Varg, watching, spoke.
“You can even move another person’s body through shadows? Impressive. No wonder the proud Bastet tribe bowed to you.”
“The ability itself isn’t so different from what they can do,” Karen answered with an awkward smile. “The real difference is whether you just stumble along or actually research and train a system. If they let go of that arrogance, they would become much stronger.”
It was the greatest weakness of innate gifts. Born with them, wielding them easily, they lacked structured methods of training. Their affinity was high, but their mastery shallow. It was why the Bastet had been broken by Karen so easily.
Looking down at Leon, Al Razzaz spoke as though in admiration.
“My brother. You’re quite stubborn yourself. You asked your comrade to control your body so others wouldn’t worry when you fell. To think you could fight that monster and still care about such things... You truly are remarkable.”
Varg cut in with a snort, “How long will you harp on about being brothers with the heir? It’s tiresome.”
“Do you not know? Sworn brothers stand together until death.”
“Pathetic.”
“What did you say?!”
While the two Aura Masters bickered like children, Elahan approached Leon and pressed her hands together once more. Light poured from her, wrapping around him. She had already cast her healing Holy Law dozens of times along the way here.
Seeing that, Karen grabbed her hand and said, “Ella, stop.”
“Karen...”
“Your Holy Power isn’t bottomless.”
She was right. Elahan had poured herself out with Divine Judgment, and with the constant fighting, even her highest barriers had been broken. She had spent more power than ever before. Her hand was cold, her cheeks as pale as carved marble.
“And Leon is already recovering. Giving him more healing now won’t make a difference.”
“But...”
“You need to rest, too. Out of all of us, I’m the one with strength left,” Karen said and stroked Elahan’s head with a faint, self-deprecating smile.

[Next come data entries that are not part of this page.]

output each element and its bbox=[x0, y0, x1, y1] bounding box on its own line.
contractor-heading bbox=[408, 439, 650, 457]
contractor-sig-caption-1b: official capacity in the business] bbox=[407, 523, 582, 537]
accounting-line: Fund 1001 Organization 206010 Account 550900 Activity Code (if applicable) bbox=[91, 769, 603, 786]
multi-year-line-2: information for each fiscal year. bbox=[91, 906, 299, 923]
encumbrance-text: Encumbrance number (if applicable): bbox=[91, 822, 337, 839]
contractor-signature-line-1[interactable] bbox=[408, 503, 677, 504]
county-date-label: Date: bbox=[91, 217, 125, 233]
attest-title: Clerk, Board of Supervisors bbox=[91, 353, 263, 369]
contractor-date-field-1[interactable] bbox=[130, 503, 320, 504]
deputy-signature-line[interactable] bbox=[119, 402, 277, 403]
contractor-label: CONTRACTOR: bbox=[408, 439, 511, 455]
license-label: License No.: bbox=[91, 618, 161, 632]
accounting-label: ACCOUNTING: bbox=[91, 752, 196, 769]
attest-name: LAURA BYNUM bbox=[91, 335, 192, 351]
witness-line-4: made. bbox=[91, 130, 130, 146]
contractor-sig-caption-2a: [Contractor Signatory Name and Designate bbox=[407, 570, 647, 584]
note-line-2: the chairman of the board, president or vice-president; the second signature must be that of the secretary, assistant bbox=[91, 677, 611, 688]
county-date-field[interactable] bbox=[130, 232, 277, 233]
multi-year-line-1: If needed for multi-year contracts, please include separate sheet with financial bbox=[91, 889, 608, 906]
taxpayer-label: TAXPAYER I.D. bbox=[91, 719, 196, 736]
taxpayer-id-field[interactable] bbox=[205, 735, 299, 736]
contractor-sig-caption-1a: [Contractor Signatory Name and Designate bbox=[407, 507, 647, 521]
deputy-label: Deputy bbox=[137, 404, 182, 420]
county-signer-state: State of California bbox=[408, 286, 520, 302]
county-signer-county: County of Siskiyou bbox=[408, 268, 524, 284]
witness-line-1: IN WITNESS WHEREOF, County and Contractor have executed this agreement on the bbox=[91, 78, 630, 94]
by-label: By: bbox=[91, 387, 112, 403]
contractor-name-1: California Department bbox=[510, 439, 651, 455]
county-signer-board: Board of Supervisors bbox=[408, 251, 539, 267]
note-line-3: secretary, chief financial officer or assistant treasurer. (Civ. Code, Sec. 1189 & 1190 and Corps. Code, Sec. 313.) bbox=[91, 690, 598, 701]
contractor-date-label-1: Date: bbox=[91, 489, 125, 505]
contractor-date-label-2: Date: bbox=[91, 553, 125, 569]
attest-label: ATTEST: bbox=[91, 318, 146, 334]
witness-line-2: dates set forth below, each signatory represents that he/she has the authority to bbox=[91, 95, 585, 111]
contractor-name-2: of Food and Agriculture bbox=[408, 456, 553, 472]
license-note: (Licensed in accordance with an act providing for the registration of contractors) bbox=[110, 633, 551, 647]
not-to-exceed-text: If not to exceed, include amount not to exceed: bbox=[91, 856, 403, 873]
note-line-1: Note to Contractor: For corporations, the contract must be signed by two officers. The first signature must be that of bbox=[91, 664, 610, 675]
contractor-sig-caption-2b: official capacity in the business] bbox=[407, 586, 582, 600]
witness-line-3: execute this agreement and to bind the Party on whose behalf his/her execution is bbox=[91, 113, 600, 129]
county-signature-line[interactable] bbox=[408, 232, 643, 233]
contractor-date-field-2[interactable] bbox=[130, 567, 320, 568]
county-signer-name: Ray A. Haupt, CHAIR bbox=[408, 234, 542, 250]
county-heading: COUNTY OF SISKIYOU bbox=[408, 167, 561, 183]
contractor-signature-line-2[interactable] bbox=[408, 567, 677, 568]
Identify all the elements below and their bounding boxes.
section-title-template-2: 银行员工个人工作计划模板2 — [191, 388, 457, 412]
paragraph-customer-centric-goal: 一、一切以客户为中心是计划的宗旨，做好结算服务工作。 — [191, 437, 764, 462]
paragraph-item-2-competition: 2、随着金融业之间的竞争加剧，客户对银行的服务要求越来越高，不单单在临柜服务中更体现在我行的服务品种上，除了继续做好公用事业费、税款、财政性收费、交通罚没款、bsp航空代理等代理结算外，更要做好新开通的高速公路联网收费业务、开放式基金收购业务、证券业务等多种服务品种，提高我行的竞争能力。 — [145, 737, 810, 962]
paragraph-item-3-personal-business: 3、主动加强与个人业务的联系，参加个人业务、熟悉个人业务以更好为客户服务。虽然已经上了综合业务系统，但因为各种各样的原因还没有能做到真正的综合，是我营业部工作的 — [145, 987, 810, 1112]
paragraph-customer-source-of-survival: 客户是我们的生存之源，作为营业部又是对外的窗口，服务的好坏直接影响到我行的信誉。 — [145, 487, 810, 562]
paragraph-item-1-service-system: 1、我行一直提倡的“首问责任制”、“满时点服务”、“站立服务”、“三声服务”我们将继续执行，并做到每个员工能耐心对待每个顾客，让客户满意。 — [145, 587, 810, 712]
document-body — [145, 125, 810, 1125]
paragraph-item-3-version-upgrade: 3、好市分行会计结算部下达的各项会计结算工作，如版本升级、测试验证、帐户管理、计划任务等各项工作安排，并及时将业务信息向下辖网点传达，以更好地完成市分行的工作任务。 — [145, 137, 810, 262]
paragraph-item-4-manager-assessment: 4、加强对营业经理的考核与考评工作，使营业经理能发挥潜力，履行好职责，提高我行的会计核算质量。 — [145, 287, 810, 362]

She had played a decisive role in the end, yes, but at far less cost. Unlike Elahan or the two Masters, she had simply placed a small weight on the scales at the very end. Compared to their struggles, it was almost nothing.
I have to grow stronger.
Blaming it on a poor attribute or skill matchup changed nothing.
If her mastery of shadows had been beyond even Nephren-Ka’s darkness, if her assassination skills had been honed to deceive even a transcendent, she might have shouldered more of Leon’s burden.
“Hah.” Varg, listening, gave a sly smile and said, “As expected of the Hero’s women—brave and wise. My daughter doesn’t measure up.”
“Huh?!” Karen reacted, caught off guard.
“Sorry to add another rival to your grand feud, but a father has his pride, too.”
Al Razzaz scratched his cheek with an annoyed look, then suddenly asked, “Wait. If your daughter ties herself to my brother, doesn’t that make me your superior? I don’t know human customs well, but I think that’s how it usually goes.”
“Never! I’ll never bow to you!” Varg snapped, taking Al Razzaz’s comment seriously, for some unknown reason.
The man who offered the prize lay unconscious, while those squabbling over it argued like fools, and Elahan and Karen were fired up as well.
“Karen, we’d better be careful.”
“Yes, we’ll need a stronger wall around him.”
The raid force had no idea that the leaders they revered, and those they had come to revere, were in here behaving like this. As the saying went, ignorance was bliss.
And yet, the room was peaceful. The very peace Leon had fought for rested within that small chamber.